The first bell of the new school year hasn’t even rung, and Texas high school teacher Jocelyn Shore is already at the scene of a murder. Friend and fellow teacher Fred Argus has been found dead on campus, and it isn’t long before the annoying, albeit attractive, Austin police detective Colin Gallagher uncovers evidence that Fred might have been selling drugs to students. Shocked by her loss as well as the insinuation that Fred was a dealer who got what he deserved, Jocelyn starts asking the kinds of questions guaranteed to set fellow teachers, administrators, and parents on edge.
With the school serving as the setting for a big-time director’s latest film, her investigation could hardly have come at a worse time. Jocelyn, however, finds clearing her friend’s name far more important than the needs of a pesky movie crew and doesn’t care who knows it. But it’s only when she’s attacked while on set that she realizes someone is determined to make sure the secrets hidden by Fred’s death remain hidden no matter what the cost.
I did not read Death on Tour, Janice Hamrick’s first book in this series, and that’s my loss. Jocelyn Shore is one opinionated lady. She speaks her mind, pisses people off, and takes some risks in her quest to find out what happened to her friend Fred Argus. Jocelyn is a cranky kind of a gal, and maybe that’s why I like her so much (she reminds me of myself). Jocelyn’s love life is not going too well either; her long-distance romance with Alan is going nowhere, and she finds homicide detective Collin Gallagher kind of cute. This does not improve Jocelyn’s mood. And to make matters worse, for Jocelyn, her gorgeous cousin Kyla keeps trying to spice up her social life.
Jocelyn is a fun detective; she’s asking some hard questions, as she tries to defend the reputation of her dead friend, and find out who killed him. Like most amateurs who try to solve a homicide, she puts herself in danger. A lot.
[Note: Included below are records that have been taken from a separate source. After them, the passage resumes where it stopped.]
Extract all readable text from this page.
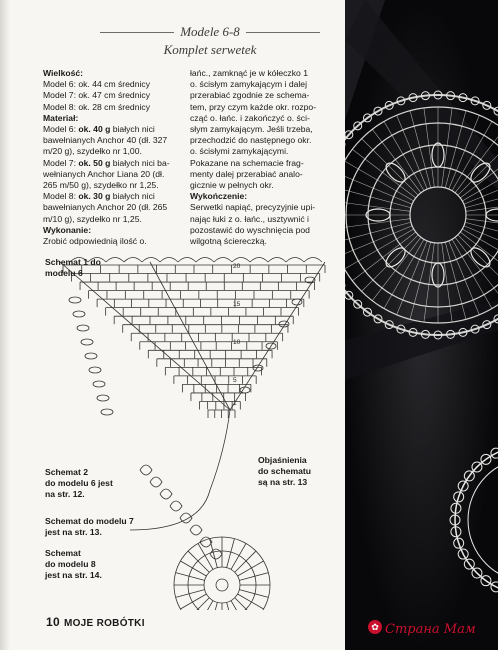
Modele 6-8
Komplet serwetek
Wielkość:
Model 6: ok. 44 cm średnicy
Model 7: ok. 47 cm średnicy
Model 8: ok. 28 cm średnicy
Materiał:
Model 6: ok. 40 g białych nici
bawełnianych Anchor 40 (dł. 327
m/20 g), szydełko nr 1,00.
Model 7: ok. 50 g białych nici ba-
wełnianych Anchor Liana 20 (dł.
265 m/50 g), szydełko nr 1,25.
Model 8: ok. 30 g białych nici
bawełnianych Anchor 20 (dł. 265
m/10 g), szydełko nr 1,25.
Wykonanie:
Zrobić odpowiednią ilość o.
łańc., zamknąć je w kółeczko 1
o. ścisłym zamykającym i dalej
przerabiać zgodnie ze schema-
tem, przy czym każde okr. rozpo-
cząć o. łańc. i zakończyć o. ści-
słym zamykającym. Jeśli trzeba,
przechodzić do następnego okr.
o. ścisłymi zamykającymi.
Pokazane na schemacie frag-
menty dalej przerabiać analo-
gicznie w pełnych okr.
Wykończenie:
Serwetki napiąć, precyzyjnie upi-
nając łuki z o. łańc., usztywnić i
pozostawić do wyschnięcia pod
wilgotną ściereczką.
20
15
10
5
1
Schemat 1 do
modelu 6
Objaśnienia
do schematu
są na str. 13
Schemat 2
do modelu 6 jest
na str. 12.
Schemat do modelu 7
jest na str. 13.
Schemat
do modelu 8
jest na str. 14.
10 MOJE ROBÓTKI	✿ Страна Мам
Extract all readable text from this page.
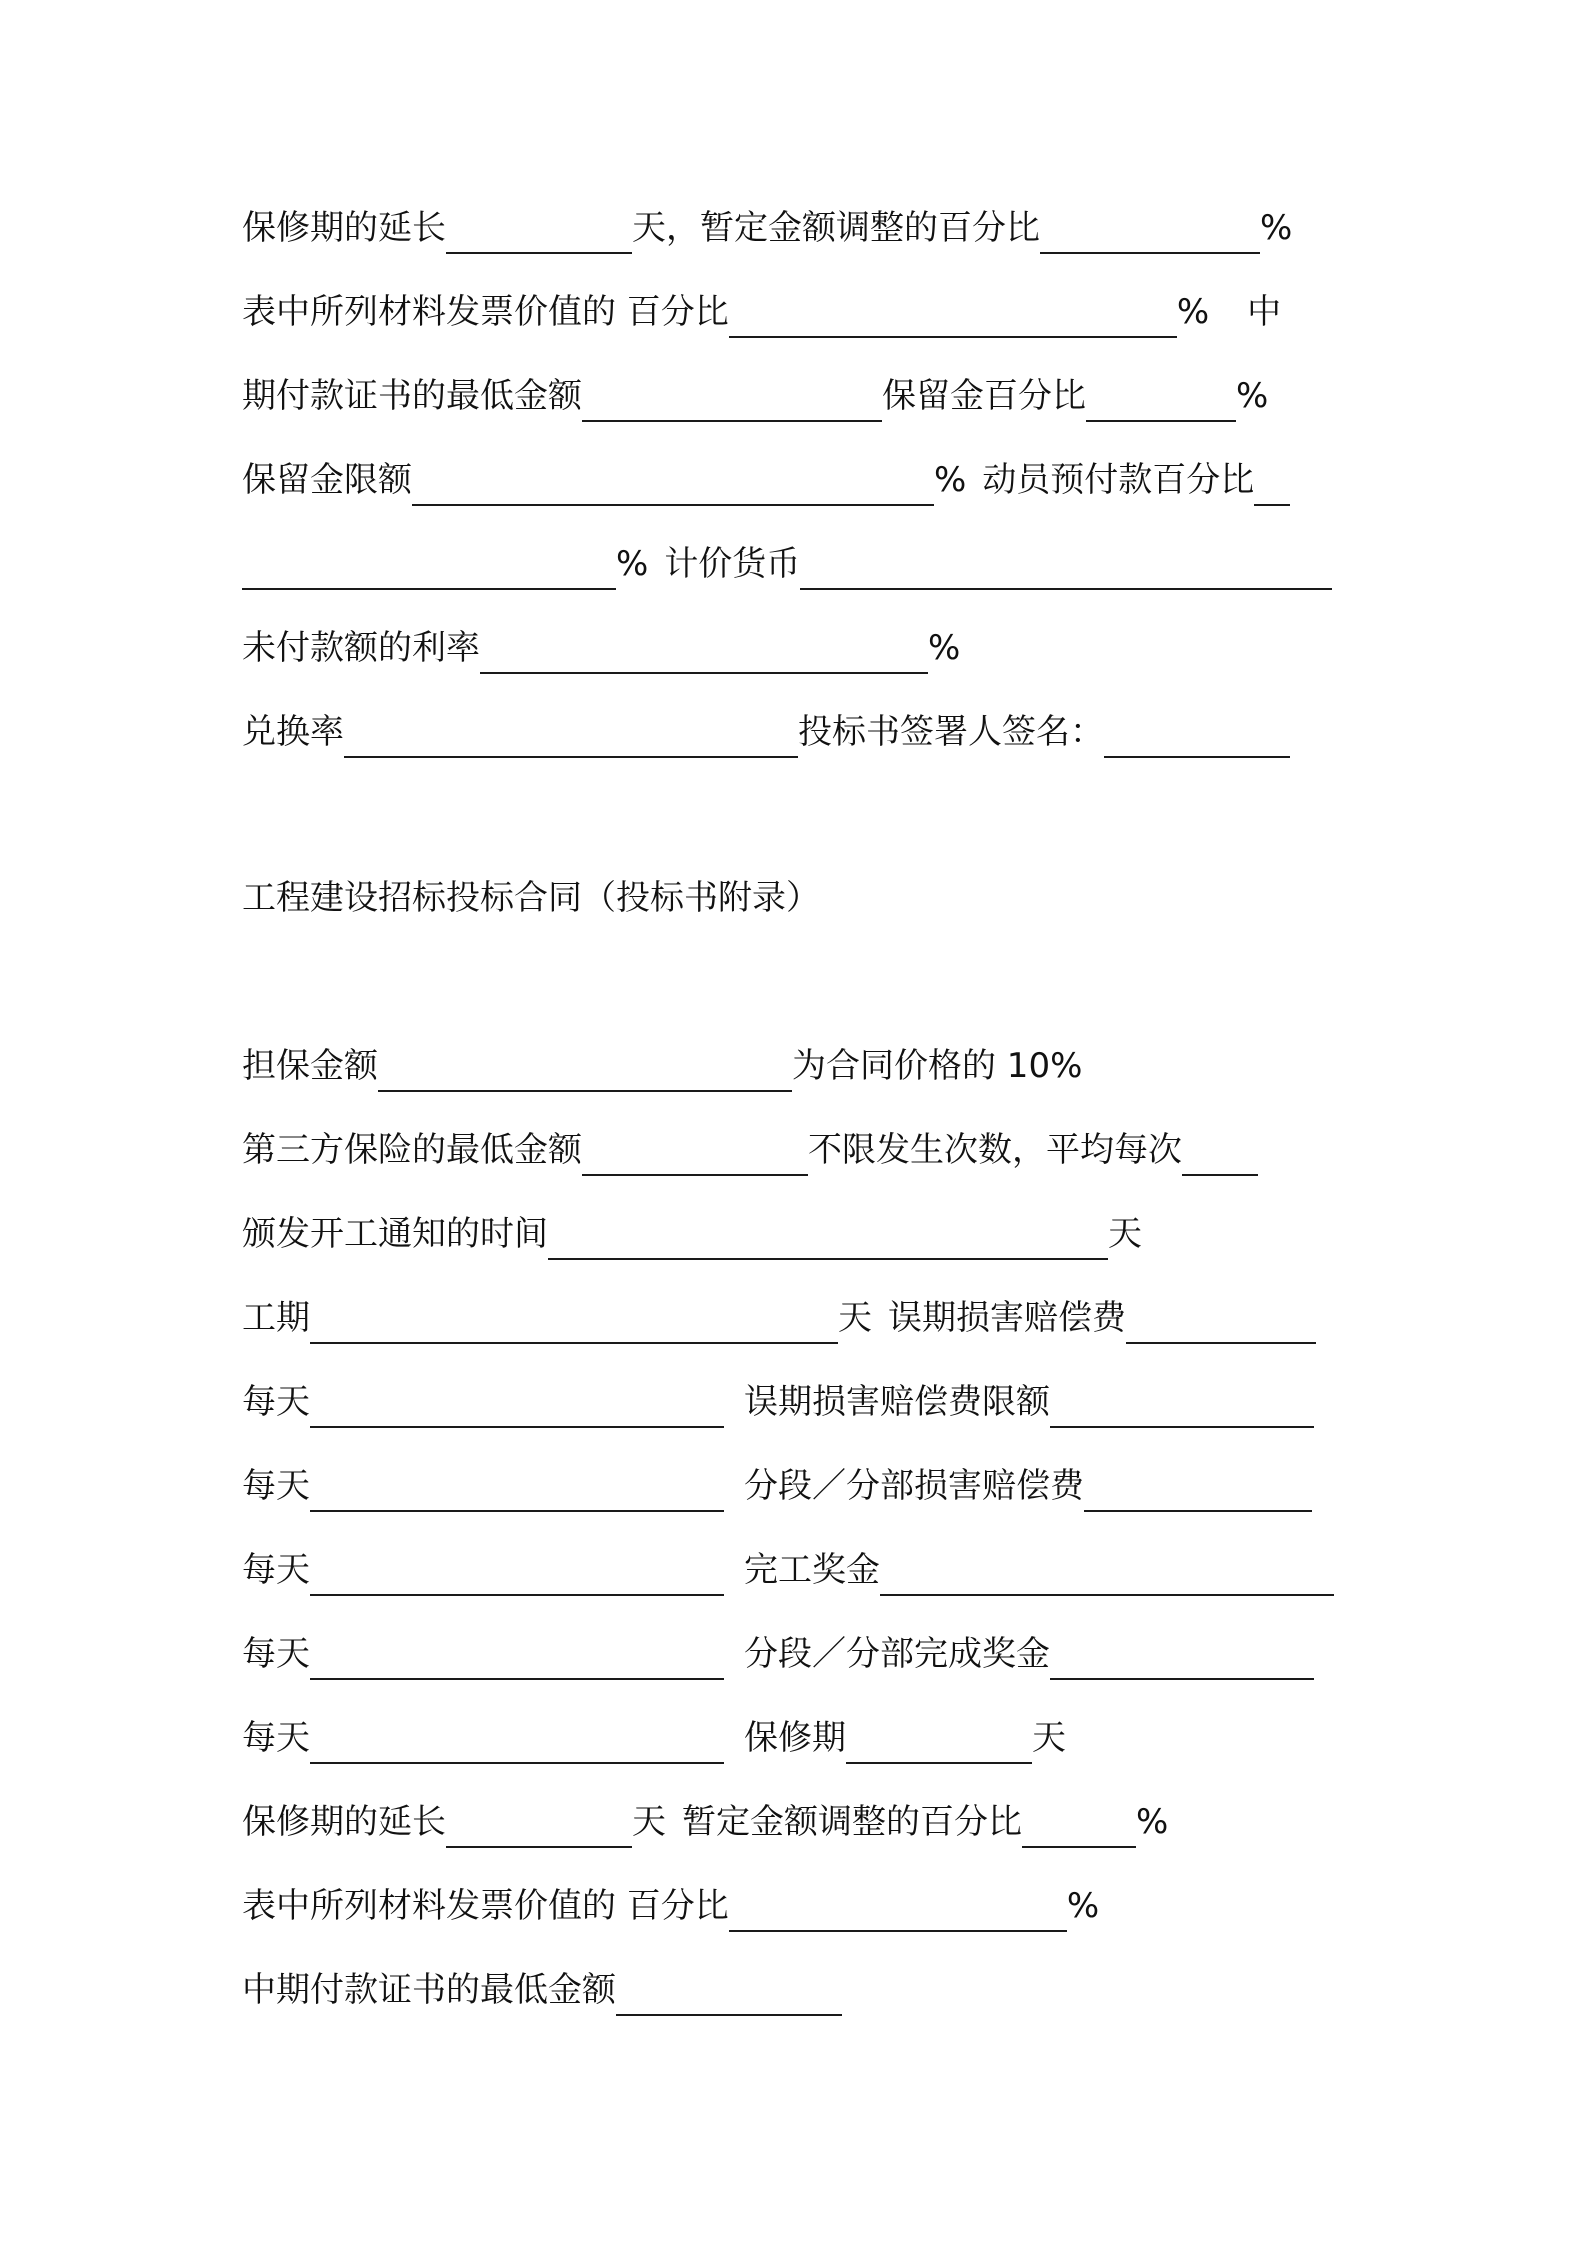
保修期的延长	天，暂定金额调整的百分比	%
表中所列材料发票价值的 百分比	% 中
期付款证书的最低金额	保留金百分比	%
保留金限额	% 动员预付款百分比
% 计价货币
未付款额的利率	%
兑换率	投标书签署人签名：
工程建设招标投标合同（投标书附录）
担保金额	为合同价格的 10%
第三方保险的最低金额	不限发生次数，平均每次
颁发开工通知的时间	天
工期	天 误期损害赔偿费
每天	误期损害赔偿费限额
每天	分段／分部损害赔偿费
每天	完工奖金
每天	分段／分部完成奖金
每天	保修期	天
保修期的延长	天 暂定金额调整的百分比	%
表中所列材料发票价值的 百分比	%
中期付款证书的最低金额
Death Makes the Cut is a quick and fun read. The characters are well developed and likable, the dialogue is well written, and the story is well thought out and lots of fun. As I was reading, I had a pretty good idea “who done it,” but Hamrick threw in a few details that I was not expecting, which always delights me. I also like the way Hamrick describes the Austin, Texas heat and humidity; I’m so glad I do not live in Texas! I live in Seattle, where we are lucky to have 14 days a year of temperatures over 75 degrees (which I love, btw). I do not wish to offend anyone, I just love the cool wet weather! Jocelyn often makes comments about the oppressive heat, and I’m sure it adds to her ongoing bad mood.
And I don’t want to be too harsh on this character that I really like; Jocelyn is also grieving hard, missing her friend. Jocelyn’s an oddball, a smart lady who’s quirky and funny and a great friend.
3.5 stars for a cute book that kept me entertained, chuckling, and leaving me wanting more.